What's inside the Implementation Plan
The downloadable plan is a single markdown file you paste into an AI coding agent. It opens by interviewing you about your own plant — how you identify machines and assets, your real energy-source categories, how your procedures are structured, your revision and approval rules, your review cadence, who's allowed to sign off, and your messy edge cases — and then it reads a short spec back for your thumbs-up before it builds anything. That's the difference between a register shaped to your equipment and naming and a generic template you'd have to fight.
From there it walks the agent through the data model (machines/assets, procedures and their revisions, energy sources, isolation steps, LOTO events, and review sign-offs), the procedure and review-date importers, the document-upload path to Storage, the EHS approval gate that promotes a draft to current, the technician-facing current-procedure view, the LOTO event log, the review-reminder and overdue logic, and the final register export.

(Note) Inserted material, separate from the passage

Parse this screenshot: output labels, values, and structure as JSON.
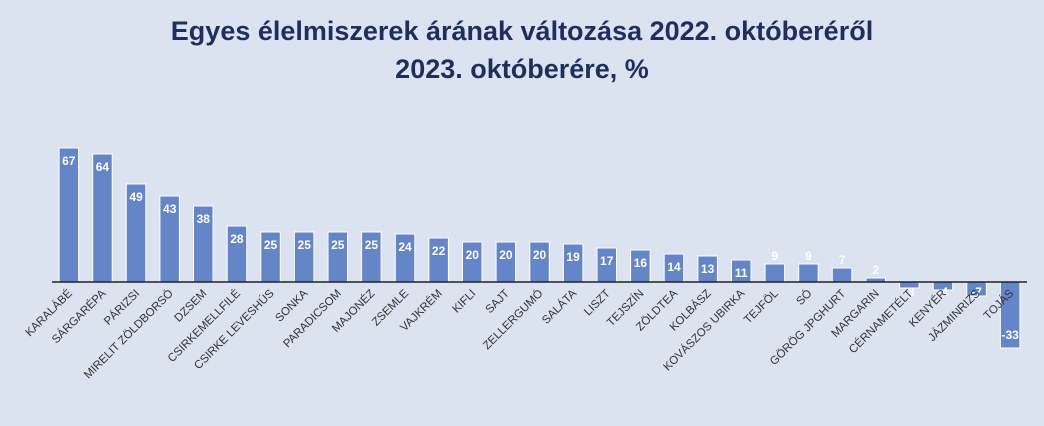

Every step ends with a ready-to-copy prompt. There's a full "No API yet?" path: import your procedure CSV, export a clean register CSV, and you never have to touch your CMMS or EHS system API to ship.
The governance it includes (this is the point)
In safety, the controls are the deliverable. The plan builds them in: a login so only your team can use it; row-level security so each plant or organization only ever sees its own machines and procedures; a complete audit trail of who drafted a procedure, who approved it, who logged each LOTO event, who signed off each review, and exactly when; a hard human-in-the-loop gate so no procedure becomes the current revision until EHS approves it — the tool drafts, a qualified person commits; and a duplicate guard (machine + procedure revision) so the same revision can't be published twice. Overdue reviews are flagged and chased automatically. That's the audit story your EHS director — and an OSHA-style auditor — actually wants.
Who it's for
EHS managers, maintenance leads and technicians, and production supervisors who own lockout/tagout and are tired of trusting a binder. If you can explain to a new tech how this machine is isolated and who's allowed to approve the procedure, you can build this — no developer required.
You've got this — open the plan, paste the first prompt, answer a few questions about how your LOTO program actually runs, and you'll watch your first machine's procedure go from draft to approved-and-current on its own.